The New Self-Destruct Mechanism Will Destroy Your Smartphone If It Is Stolen

self destruct phone

While some companies are trying to avoid their phones from blowing up; the researchers at King Abdullah University of Science and Technology (KAUST) in Saudi Arabia have invented a gadget that will help the phones to get destroyed on purpose!

Researchers have come up with a new self-destruct mechanism that turns your phone into a melting mush of chips and plastic within 10 seconds of a trigger. The technology uses expandable polymers to create an expandable layer that grows up to seven times its original size when they are heated beyond 80 degrees. The heat is taken from the battery of the phone or laptop and only requires 500 to 600 milli-Watts to enable the polymer’s expansion and the consequential destruction of the chip, within 10 to 15 seconds.

The researchers have designed the technology in a bid to safeguard laptops and phones of sensitive government agencies and corporations who need them destroyed in case they are lost or stolen.

Muhammad Mustafa Hussain, an electrical engineer at KAUST, says,

“The first customers would be the ones who need data protection: Intelligence communities, corporations, banks, hedge funds, social security administrations, collectors who handle massive data.”

The KAUST researchers demonstrated four different methods of triggering the self-destruct mechanism. The first method used a GPS sensor to trigger the polymer when the device moved more than 50 meters away from a set point. The second one used a light sensor to trigger the self-destruct mechanism when the device got exposed to a desk lamp, probably useful in cases when a top-secret device is removed out of a box and exposed to light.

The third experiment used a pressure sensor to self-destruct when the device casing is forced open while the last scenario initiated the self-destruct sequence remotely by putting a password into an app.
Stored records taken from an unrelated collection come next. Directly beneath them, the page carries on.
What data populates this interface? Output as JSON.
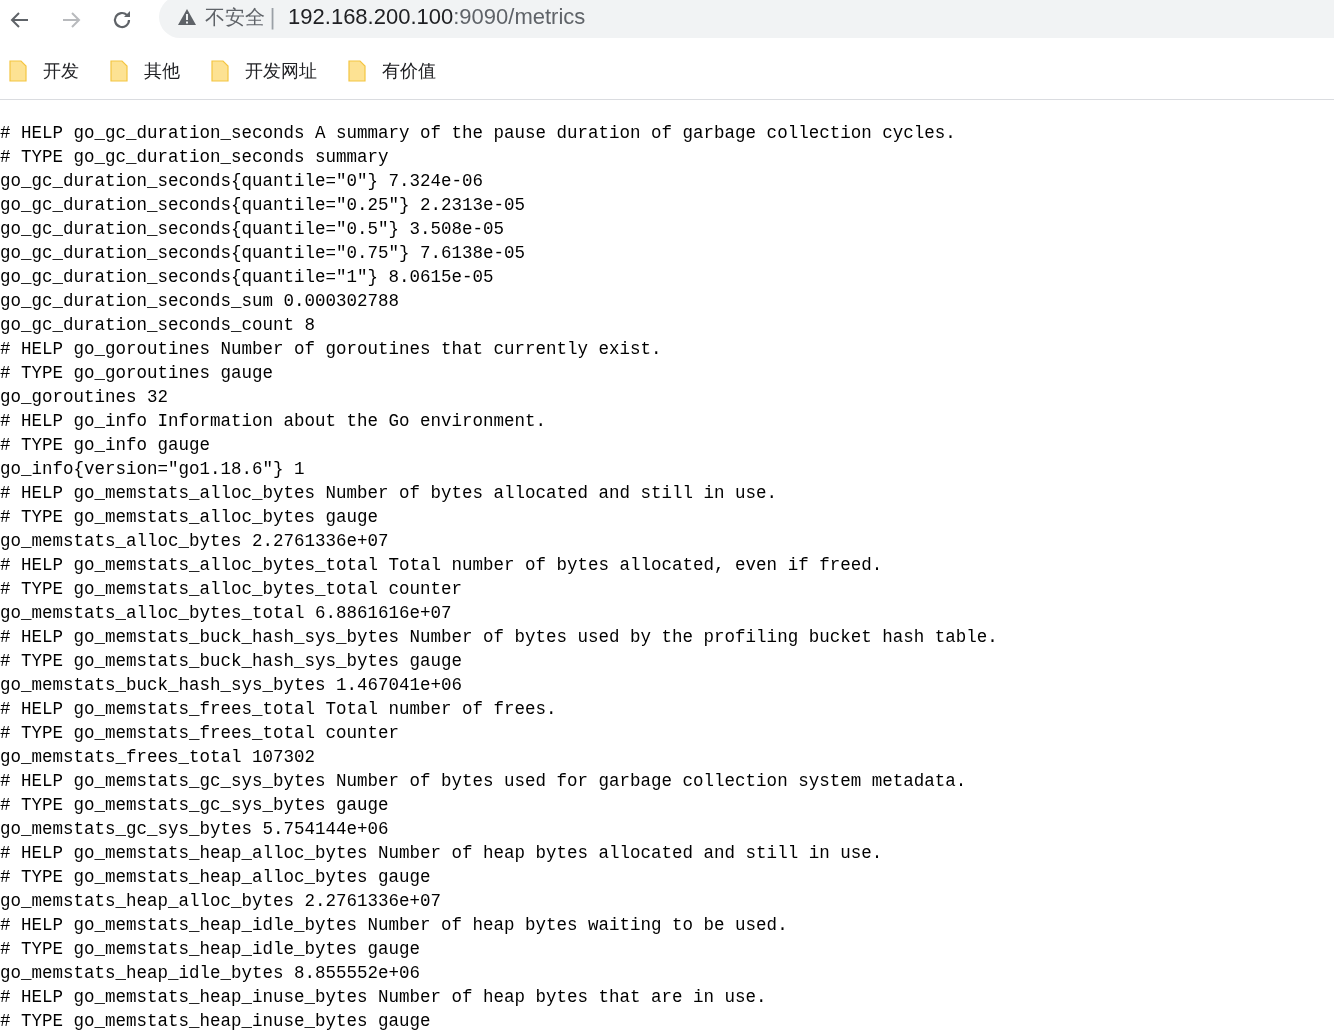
{
  "toolbar": {
    "security_label": "不安全",
    "separator": "|",
    "url_host": "192.168.200.100",
    "url_rest": ":9090/metrics"
  },
  "bookmarks": [
    {
      "label": "开发"
    },
    {
      "label": "其他"
    },
    {
      "label": "开发网址"
    },
    {
      "label": "有价值"
    }
  ],
  "lines": [
    "# HELP go_gc_duration_seconds A summary of the pause duration of garbage collection cycles.",
    "# TYPE go_gc_duration_seconds summary",
    "go_gc_duration_seconds{quantile=\"0\"} 7.324e-06",
    "go_gc_duration_seconds{quantile=\"0.25\"} 2.2313e-05",
    "go_gc_duration_seconds{quantile=\"0.5\"} 3.508e-05",
    "go_gc_duration_seconds{quantile=\"0.75\"} 7.6138e-05",
    "go_gc_duration_seconds{quantile=\"1\"} 8.0615e-05",
    "go_gc_duration_seconds_sum 0.000302788",
    "go_gc_duration_seconds_count 8",
    "# HELP go_goroutines Number of goroutines that currently exist.",
    "# TYPE go_goroutines gauge",
    "go_goroutines 32",
    "# HELP go_info Information about the Go environment.",
    "# TYPE go_info gauge",
    "go_info{version=\"go1.18.6\"} 1",
    "# HELP go_memstats_alloc_bytes Number of bytes allocated and still in use.",
    "# TYPE go_memstats_alloc_bytes gauge",
    "go_memstats_alloc_bytes 2.2761336e+07",
    "# HELP go_memstats_alloc_bytes_total Total number of bytes allocated, even if freed.",
    "# TYPE go_memstats_alloc_bytes_total counter",
    "go_memstats_alloc_bytes_total 6.8861616e+07",
    "# HELP go_memstats_buck_hash_sys_bytes Number of bytes used by the profiling bucket hash table.",
    "# TYPE go_memstats_buck_hash_sys_bytes gauge",
    "go_memstats_buck_hash_sys_bytes 1.467041e+06",
    "# HELP go_memstats_frees_total Total number of frees.",
    "# TYPE go_memstats_frees_total counter",
    "go_memstats_frees_total 107302",
    "# HELP go_memstats_gc_sys_bytes Number of bytes used for garbage collection system metadata.",
    "# TYPE go_memstats_gc_sys_bytes gauge",
    "go_memstats_gc_sys_bytes 5.754144e+06",
    "# HELP go_memstats_heap_alloc_bytes Number of heap bytes allocated and still in use.",
    "# TYPE go_memstats_heap_alloc_bytes gauge",
    "go_memstats_heap_alloc_bytes 2.2761336e+07",
    "# HELP go_memstats_heap_idle_bytes Number of heap bytes waiting to be used.",
    "# TYPE go_memstats_heap_idle_bytes gauge",
    "go_memstats_heap_idle_bytes 8.855552e+06",
    "# HELP go_memstats_heap_inuse_bytes Number of heap bytes that are in use.",
    "# TYPE go_memstats_heap_inuse_bytes gauge"
  ]
}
The researchers require a lot more testing before they can launch the final product, which includes more localized self-destruct options that would need the readjustment of the polymer layers’ thickness and heater locations.

“This could allow for the technology to be retrofitted to existing laptop or desktop computers,” says Hussain, “The overall cost of adding the self-destruct security mechanism would likely be about $15 or less, depending on volume.”

Do you think having an option to initiate self-destruction of a device would be a handy one?